So here’s how this site is going to work. Every few days, I’m going to try to compile articles written about Art Monk and Russ Grimm’s bids for the Hall of Fame.
To keep this site running, I’m going to need some readers to help me out by sending me links to articles that you find. So please leave a comment if you find an article that I missed.
I will focus particularly on the Hall of Fame voters, and hopefully in a few months we will get a pretty good idea of where everyone stands. From time to time, I will also try to look into the past of particular voters to see what they thought of Art Monk during his career.
There’s a good amount of post-Super Bowl chatter, so I’ll post a few of them here:
Monday, February 06, 2006
Line of Scrimmage: Cowher Comes Through
By Tony Moss, NFL Editor
The decisions may have suggested to some that the voters are softening, but the fact that the likes of Art Monk and Michael Irvin were again passed over seems to fly in the face of that logic. From this man’s perspective, Monk and Irvin definitely deserve to be enshrined sooner rather than later. Monk was the NFL’s all-time receptions leader when he retired in 1995, and also won three Super Bowl rings with the Redskins. Irvin won three rings as well and posted seven 1,000-yard seasons despite playing on a balanced team that featured Emmitt Smith as its offensive focal point. Am I missing something here?
Sunday, February 5, 2006
Manning under the microscope
INSIDE THE NFL
Meanwhile, the Washington Redskins of that same era have just one player in the Hall — running back John Riggins — after Art Monk, the No. 5 all-time receiver in history and first player ever to catch 100 passes in a season, was shut out for a sixth consecutive year. Monk played for three Redskins world championship teams and retired as the No. 1 receiver in league history and with the record for consecutive games with at least one catch.

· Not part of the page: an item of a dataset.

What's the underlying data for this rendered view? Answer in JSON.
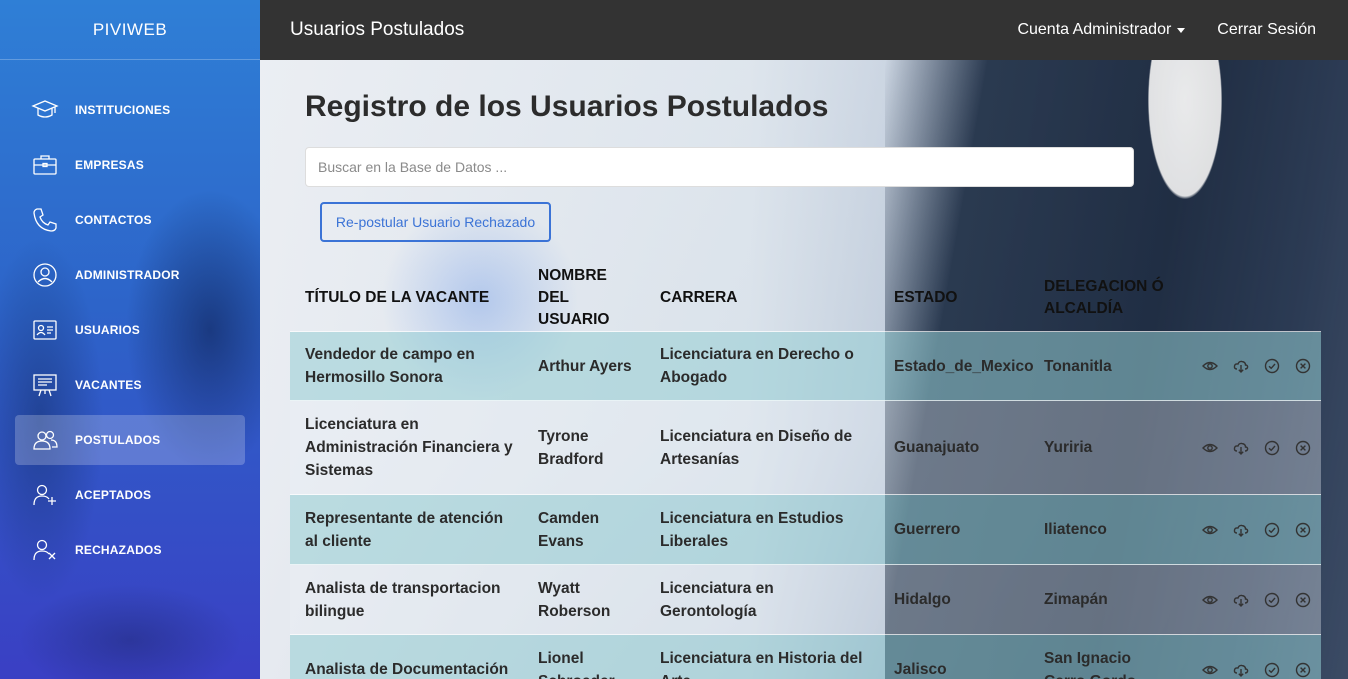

At least Michael Irvin didn’t get in.
St.Paul Pioneer Press
February 6, 2006
BY BOB SANSEVERE
It’s too bad for…
) Michael Irvin that he was not voted into the Pro Football Hall of Fame with former teammate Troy Aikman. Irvin would not have gotten my vote, either. And it has nothing to do with his off-field behavior. Six were elected Saturday to the Hall of Fame, and that is the maximum allowed a year. Irvin did not belong ahead of anyone chosen. And among wide receivers, I would put Art Monk into the Hall of Fame before Irvin.
Sports Illustrated SI.com
February 5, 2006
Does Redskins owner Daniel Snyder really think he helped Art Monk’s Hall of Fame chances with his two-sentence fit of pique on Saturday, after the longtime Washington receiver again failed to garner the necessary votes for election to Canton?
Snyder issued a statement saying: “Art Monk has earned a place in the Hall of Fame. Redskins fans know it, NFL fans know it, and it is long overdue for the Hall of Fame electors to confirm it.”
Not a smart move. That won’t win Monk any votes, but it might lose him a few.
Beaver County Times
A Grimm reality: No Hall for Russ
Chris Harlan, Times Sports Staff
Grimm’s former teammate, quarterback Doug Williams, said Friday that Grimm should be enshrined in Canton, Ohio, for his play with the Redskins’ Super Bowl-winning teams of the 1980s.
“If you’re voting on offensive line, which is probably a lot tougher than (voting for) a receiver and a quarterback and a running back because there are no numbers,” Williams said, “you’ve got to vote on what he meant to that team.”
Grimm, part of the offensive line known as “The Hogs,” played with Washington from 1981-1991. During that decade, the Redskins reached four Super Bowls and won three.
“I think if you look around the league at the linemen that are in the Hall of Fame, they are there because the teams they played on were very successful,” Williams said. “And if you look at Russ Grimm, he’s been to four Super Bowls. There’s a reason why you get to four Super Bowls.”